Is there anything as sad as a spy movie that doesn't have a coherent plot?  Well, yes, if you want to get all "big picture" on me, but in terms of spy movies, the answer is "no."  Harry Palmer doesn't know exactly what he's supposed to be doing for a decent portion of this film, which makes it awfully difficult for the audience to follow his logic.  Harry's working as a double agent for somebody who is double-crossing a madman, while there is another double-agent involved...and several supporting characters die for little or no reason.  I might accept the random plot holes and ridiculousness if the main character's charisma was enough to help this movie coast to the finish, but Harry Palmer is not very impressive in this film.  Aside from Caine's Cockney accent, Palmer doesn't have much personality.  While this may be the third movie in the series, the inherent coolness of Harry Palmer must be established early and often to forgive story weaknesses of this magnitude.  Billion Dollar Brain does not do that.

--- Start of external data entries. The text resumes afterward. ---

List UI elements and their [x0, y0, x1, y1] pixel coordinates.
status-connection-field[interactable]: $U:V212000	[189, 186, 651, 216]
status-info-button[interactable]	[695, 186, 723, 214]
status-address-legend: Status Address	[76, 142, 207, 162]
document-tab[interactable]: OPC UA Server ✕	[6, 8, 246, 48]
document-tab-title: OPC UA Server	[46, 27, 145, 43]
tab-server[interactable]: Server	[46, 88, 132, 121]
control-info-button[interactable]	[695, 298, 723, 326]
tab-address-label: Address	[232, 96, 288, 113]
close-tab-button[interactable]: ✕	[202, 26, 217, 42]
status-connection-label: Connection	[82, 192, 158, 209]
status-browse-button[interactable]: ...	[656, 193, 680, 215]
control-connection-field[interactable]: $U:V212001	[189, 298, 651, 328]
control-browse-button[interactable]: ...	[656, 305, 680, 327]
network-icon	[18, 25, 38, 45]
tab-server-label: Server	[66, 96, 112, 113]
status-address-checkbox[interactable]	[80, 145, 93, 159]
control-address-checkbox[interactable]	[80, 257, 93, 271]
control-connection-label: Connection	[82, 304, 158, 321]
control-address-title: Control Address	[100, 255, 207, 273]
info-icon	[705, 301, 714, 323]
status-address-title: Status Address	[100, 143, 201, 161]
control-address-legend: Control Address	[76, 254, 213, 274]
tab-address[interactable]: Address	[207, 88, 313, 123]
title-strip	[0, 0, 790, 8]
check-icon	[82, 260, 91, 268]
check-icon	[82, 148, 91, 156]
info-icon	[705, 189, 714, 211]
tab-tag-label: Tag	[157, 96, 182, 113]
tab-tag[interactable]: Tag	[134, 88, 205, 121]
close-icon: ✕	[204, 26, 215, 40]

That is not to say that Billion Dollar Brain is worthless.  Even a script-hampered Michael Caine can be entertaining, and he goes through enough of the motions to make this film seem like more of an adventure than it really is.  In fact, the final third of the film almost serves as a template for the silliness that the Roger Moore Bonds would become infamous for.  This isn't a good spy movie, or even a good regular movie.  It is mildly entertaining, though, and probably better than the third installment of most film series. 


  1. Are you indeed culturally ignorant?

    It is worth your consideration.

    For example, when someone suggests a film to you, is your 1st response to ask "Is it in black-and-white?"

    Thank you for the excellent photos!

    1. Actually, my first question is usually "Is it on Netflix?"